Pour faciliter la comparaison entre ces différentes études de cas, les auteurs
se sont efforcés de dresser un portrait de « leur » diaspora en respectant un certain
nombre de thèmes communs à tous les articles ( Alternative Names, Location,
History, Demography, Language, Culture and Community, Economic Activities,
Cultural Variation, Relationships to Host Country, Homeland and other Diasporic
Communities et Identity ). Ce système apporte effectivement un grand confort au
lecteur souhaitant avoir une vue d’ensemble d’un thème ou étudier de manière
comparative plusieurs cas. Cela donne toutefois à ces articles « à tiroir » un aspect
quelque peu clinique, dans lesquels chaque diaspora y est décortiquée de façon à
rentrer dans des petites cases. Les références situées à la fin de chaque article fournissent heureusement une base assez complète et récente pour les lecteurs désirant
approfondir leurs recherches.
Même si l’encyclopédie se concentre particulièrement sur six diasporas
« majeures » (les diasporas africaine, chinoise, italienne, juive, coréenne et d’Asie
du Sud), la grande variété des auteurs garantit la diversité des points de vue. C’est
l’une des forces de cette encyclopédie, qui apporte ainsi au lecteur une somme
considérable d’informations et un vaste panorama de ces peuples en diaspora. Toutefois, à l’heure où la pluridisciplinarité et les échanges de points de vue sont
encouragés, force est de constater que les anthropologues se sont ici taillés la part
du lion face aux autres chercheurs en sciences sociales.

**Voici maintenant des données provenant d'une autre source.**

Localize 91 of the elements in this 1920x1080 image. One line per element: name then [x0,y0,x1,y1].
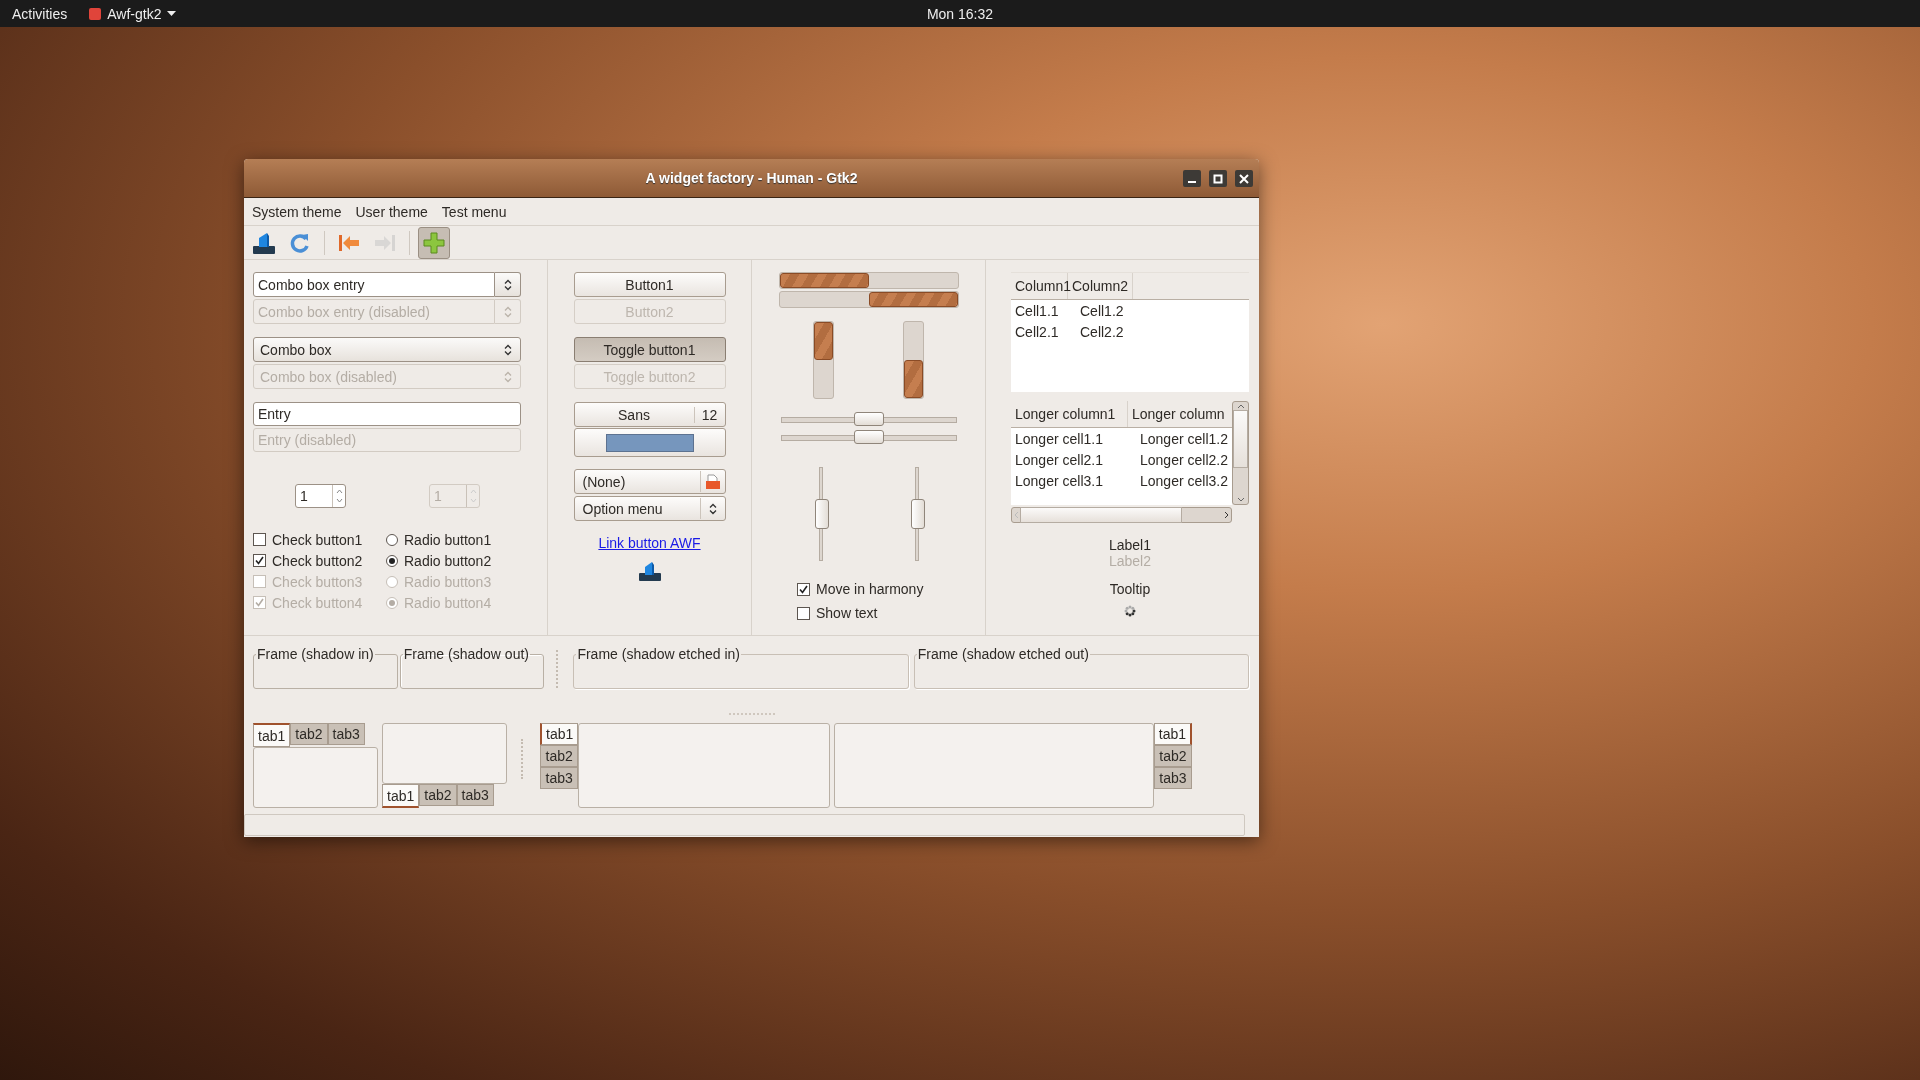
maximize-icon [1213,173,1223,184]
clock[interactable]: Mon 16:32 [926,5,994,22]
frame-label: Frame (shadow out) [402,647,530,661]
checkbox-label[interactable]: Check button2 [272,552,363,569]
spinner-icon [1124,605,1136,617]
table-cell-text: Cell1.2 [1079,302,1125,319]
dropdown-button[interactable] [495,272,521,297]
checkbox-label[interactable]: Move in harmony [816,581,924,597]
tab[interactable]: tab3 [1153,767,1192,789]
column-header[interactable]: Longer column1 [1011,401,1128,427]
frame-label: Frame (shadow etched in) [576,647,742,661]
tab[interactable]: tab2 [419,784,457,806]
color-button[interactable] [573,428,726,457]
spin-button[interactable]: 1 [295,484,346,508]
table-cell-text: Longer cell3.2 [1139,472,1229,489]
updown-arrow-icon [504,370,512,383]
tab[interactable]: tab1 [540,723,579,745]
vertical-scrollbar[interactable] [1232,401,1249,505]
font-button[interactable]: Sans 12 [573,402,726,427]
frame-label: Frame (shadow etched out) [916,647,1090,661]
tab[interactable]: tab3 [327,723,365,745]
tab[interactable]: tab1 [1153,723,1192,745]
button[interactable]: Button1 [573,272,726,297]
radio-button[interactable] [386,554,398,567]
menu-item[interactable]: Test menu [441,201,507,222]
table-cell-text: Cell1.1 [1014,302,1060,319]
combo-box[interactable]: Combo box [253,337,521,362]
font-family: Sans [617,406,651,423]
plus-icon [423,231,445,254]
slider-thumb[interactable] [814,499,829,529]
frame-label: Frame (shadow in) [256,647,375,661]
close-button[interactable] [1235,170,1253,187]
updown-arrow-icon [335,487,343,505]
window-title: A widget factory - Human - Gtk2 [645,170,858,186]
tab[interactable]: tab3 [540,767,579,789]
column-header[interactable]: Longer column [1128,401,1229,427]
app-menu[interactable]: Awf-gtk2 [107,5,162,22]
activities-button[interactable]: Activities [12,5,68,22]
updown-arrow-icon [469,487,477,505]
close-icon [1239,173,1249,184]
label: Label1 [1108,537,1151,553]
tab[interactable]: tab2 [540,745,579,767]
tab[interactable]: tab3 [456,784,494,806]
menu-item[interactable]: System theme [252,201,342,222]
tab[interactable]: tab2 [1153,745,1192,767]
combo-entry-field[interactable]: Combo box entry [253,272,495,297]
file-chooser-button[interactable]: (None) [573,469,726,494]
checkbox[interactable] [797,582,810,596]
radio-button[interactable] [386,533,398,546]
table-cell-text: Longer cell2.2 [1139,451,1229,468]
updown-arrow-icon [708,502,717,515]
button[interactable]: Toggle button1 [573,337,726,362]
updown-arrow-icon [503,305,512,318]
slider-thumb[interactable] [853,430,884,444]
menu-item[interactable]: User theme [355,201,428,222]
checkbox[interactable] [797,606,810,620]
drive-icon [252,230,276,255]
tab[interactable]: tab1 [253,723,291,747]
radio-label[interactable]: Radio button2 [404,552,492,569]
table-cell-text: Longer cell1.1 [1014,430,1104,447]
table-cell-text: Longer cell3.1 [1014,472,1104,489]
table-cell-text: Cell2.1 [1014,323,1060,340]
updown-arrow-icon [504,343,512,356]
maximize-button[interactable] [1209,170,1227,187]
checkbox-label[interactable]: Check button1 [272,531,363,548]
updown-arrow-icon [503,278,512,291]
minimize-icon [1188,180,1196,183]
option-menu[interactable]: Option menu [573,496,726,521]
app-icon [89,7,102,20]
checkbox-label[interactable]: Show text [816,605,878,621]
table-cell-text: Longer cell1.2 [1139,430,1229,447]
slider-thumb[interactable] [853,412,884,426]
table-cell-text: Longer cell2.1 [1014,451,1104,468]
radio-label[interactable]: Radio button1 [404,531,492,548]
caret-icon [167,10,177,17]
refresh-icon [289,231,311,254]
drive-icon [638,561,661,581]
checkbox[interactable] [253,533,266,546]
link-button[interactable]: Link button AWF [598,535,701,551]
table-cell-text: Cell2.2 [1079,323,1125,340]
tooltip-label: Tooltip [1109,581,1151,597]
checkbox[interactable] [253,554,266,567]
tab[interactable]: tab1 [382,784,420,808]
tab[interactable]: tab2 [290,723,328,745]
horizontal-scrollbar[interactable] [1011,507,1232,523]
label: Label2 [1108,553,1151,569]
text-field[interactable]: Entry [253,402,521,426]
column-header[interactable]: Column2 [1068,273,1134,299]
minimize-button[interactable] [1183,170,1201,187]
font-size: 12 [693,406,725,423]
slider-thumb[interactable] [910,499,925,529]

Enfin, il est surprenant que l’on ne trouve pas dans cet ouvrage pourtant
entièrement axé sur le concept de diaspora une réflexion de fond sur celui-ci.
L’accumulation d’études de cas n’est pas appuyée par une réflexion transversale
sur ce que l’on entend par l’emploi du mot « diaspora » et ne reste qu’une – certes
vaste – somme d’articles sur le sujet.
Camille RATIA
James COHEN, Spanglish America. Les enjeux de la latinisation des États-Unis, Paris,
Éditions du Félin, 2005, 256 p.
Avec Spanglish America , James Cohen s’inscrit dans le débat particulièrement vif actuellement aux États-Unis sur les significations et les enjeux de la
croissance de la population hispanophone aux États-Unis, et de la « latinisation »
qui lui est associée, définie par l’auteur comme « une transformation graduelle,
multiforme, mais en profondeur, de l’espace social, culturel, politique du pays »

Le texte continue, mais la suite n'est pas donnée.